Research output: Contribution to journalArticlepeer-review

Abstract / Description of output

There has been consistent interest among speech signal processing researchers in the accurate estimation of the fundamental frequency (F-0) of speech signals. This study examines ten F-0 estimation algorithms (some well-established and some proposed more recently) to determine which of these algorithms is, on average, better able to estimate F-0 in the sustained vowel /a/. Moreover, a robust method for adaptively weighting the estimates of individual F-0 estimation algorithms based on quality and performance measures is proposed, using an adaptive Kalman filter (KF) framework. The accuracy of the algorithms is validated using (a) a database of 117 synthetic realistic phonations obtained using a sophisticated physiological model of speech production and (b) a database of 65 recordings of human phonations where the glottal cycles are calculated from electroglottograph signals. On average, the sawtooth waveform inspired pitch estimator and the nearly defect-free algorithms provided the best individual F-0 estimates, and the proposed KF approach resulted in a similar to 16% improvement in accuracy over the best single F-0 estimation algorithm.

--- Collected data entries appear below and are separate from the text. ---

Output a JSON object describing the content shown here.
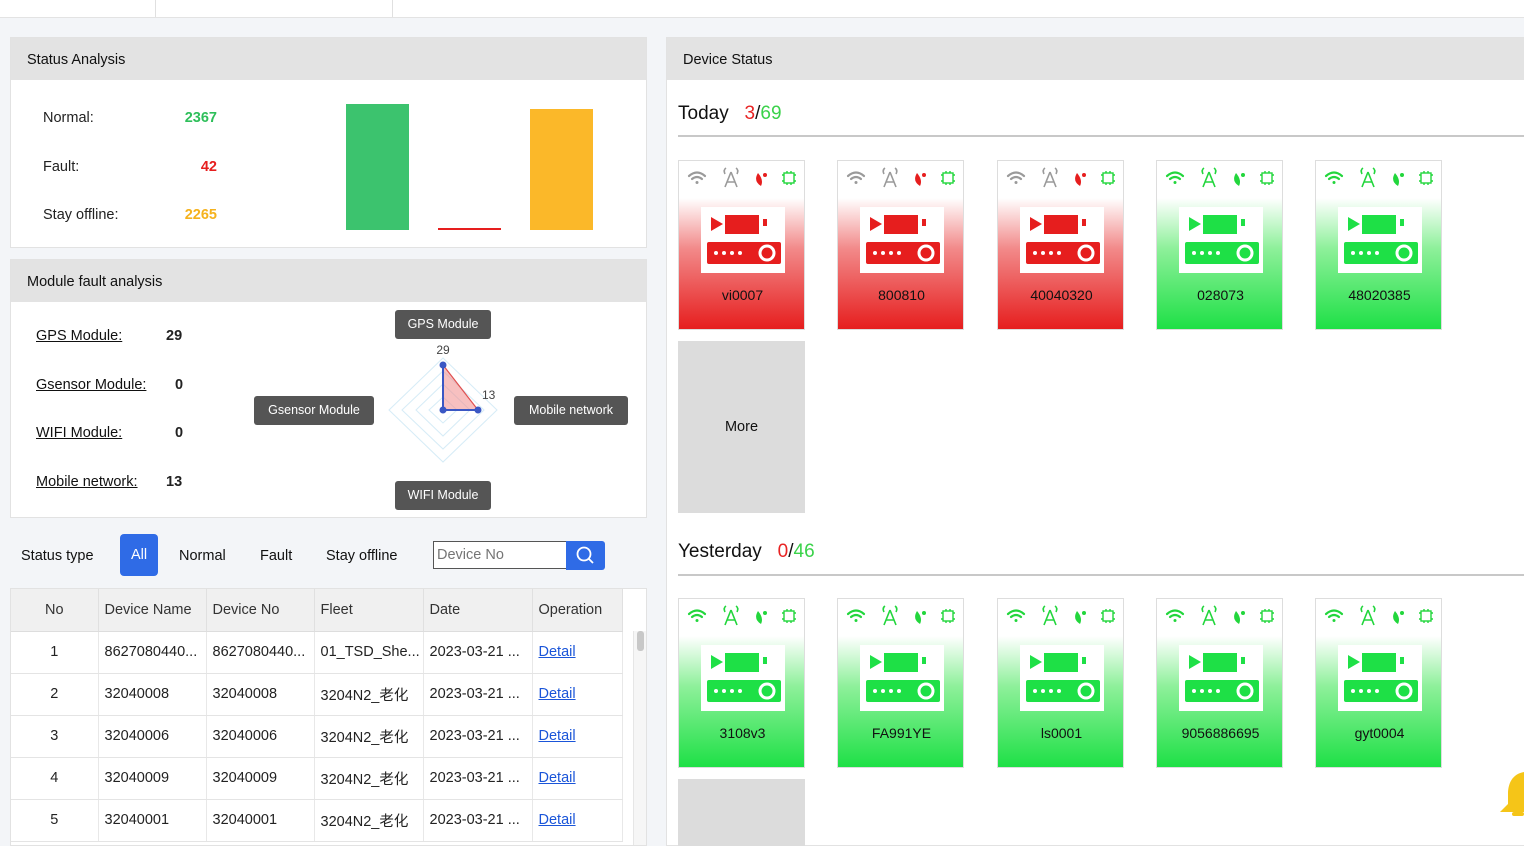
{
  "status_analysis": {
    "title": "Status Analysis",
    "rows": [
      {
        "label": "Normal:",
        "value": "2367",
        "color": "#2ebf5a"
      },
      {
        "label": "Fault:",
        "value": "42",
        "color": "#e61e1e"
      },
      {
        "label": "Stay offline:",
        "value": "2265",
        "color": "#f5b21d"
      }
    ],
    "bars": [
      {
        "value": 2367,
        "color": "#3cc36e"
      },
      {
        "value": 42,
        "color": "#e61e1e"
      },
      {
        "value": 2265,
        "color": "#fbb829"
      }
    ]
  },
  "module_fault": {
    "title": "Module fault analysis",
    "rows": [
      {
        "label": "GPS Module:",
        "value": "29"
      },
      {
        "label": "Gsensor Module:",
        "value": "0"
      },
      {
        "label": "WIFI Module:",
        "value": "0"
      },
      {
        "label": "Mobile network:",
        "value": "13"
      }
    ],
    "radar_labels": {
      "top": "GPS Module",
      "left": "Gsensor Module",
      "right": "Mobile network",
      "bottom": "WIFI Module"
    },
    "radar_values": {
      "top": "29",
      "right": "13"
    }
  },
  "filter": {
    "status_type_label": "Status type",
    "buttons": [
      "All",
      "Normal",
      "Fault",
      "Stay offline"
    ],
    "active": "All",
    "search_placeholder": "Device No"
  },
  "table": {
    "columns": [
      "No",
      "Device Name",
      "Device No",
      "Fleet",
      "Date",
      "Operation"
    ],
    "rows": [
      {
        "no": "1",
        "name": "8627080440...",
        "device_no": "8627080440...",
        "fleet": "01_TSD_She...",
        "date": "2023-03-21 ...",
        "op": "Detail"
      },
      {
        "no": "2",
        "name": "32040008",
        "device_no": "32040008",
        "fleet": "3204N2_老化",
        "date": "2023-03-21 ...",
        "op": "Detail"
      },
      {
        "no": "3",
        "name": "32040006",
        "device_no": "32040006",
        "fleet": "3204N2_老化",
        "date": "2023-03-21 ...",
        "op": "Detail"
      },
      {
        "no": "4",
        "name": "32040009",
        "device_no": "32040009",
        "fleet": "3204N2_老化",
        "date": "2023-03-21 ...",
        "op": "Detail"
      },
      {
        "no": "5",
        "name": "32040001",
        "device_no": "32040001",
        "fleet": "3204N2_老化",
        "date": "2023-03-21 ...",
        "op": "Detail"
      }
    ]
  },
  "device_status": {
    "title": "Device Status",
    "today": {
      "label": "Today",
      "fault": "3",
      "total": "69",
      "sep": "/"
    },
    "yesterday": {
      "label": "Yesterday",
      "fault": "0",
      "total": "46",
      "sep": "/"
    },
    "today_devices": [
      {
        "name": "vi0007",
        "state": "fault"
      },
      {
        "name": "800810",
        "state": "fault"
      },
      {
        "name": "40040320",
        "state": "fault"
      },
      {
        "name": "028073",
        "state": "normal"
      },
      {
        "name": "48020385",
        "state": "normal"
      }
    ],
    "yesterday_devices": [
      {
        "name": "3108v3",
        "state": "normal"
      },
      {
        "name": "FA991YE",
        "state": "normal"
      },
      {
        "name": "ls0001",
        "state": "normal"
      },
      {
        "name": "9056886695",
        "state": "normal"
      },
      {
        "name": "gyt0004",
        "state": "normal"
      }
    ],
    "more_label": "More",
    "colors": {
      "fault": "#e61e1e",
      "normal": "#1ee046",
      "icon_on": "#22d63c",
      "icon_off": "#9a9a9a",
      "icon_red": "#e61e1e"
    }
  }
}
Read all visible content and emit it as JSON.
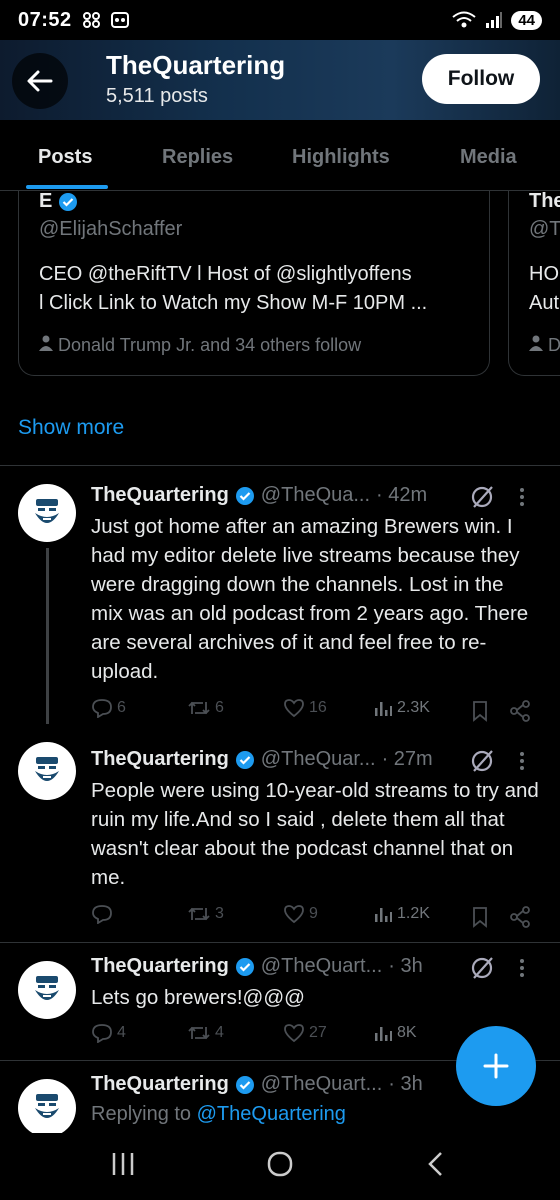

These findings may be useful in speech signal processing applications where sustained vowels are used to assess vocal quality, when very accurate F-0 estimation is required. (C) 2014 Acoustical Society of America.

Original languageEnglish
Pages (from-to)2885-2901
Number of pages17
JournalThe Journal of the Acoustical Society of America
Volume135
Issue number5
DOIs
Publication statusPublished - 9 May 2014

Keywords / Materials (for Non-textual outputs)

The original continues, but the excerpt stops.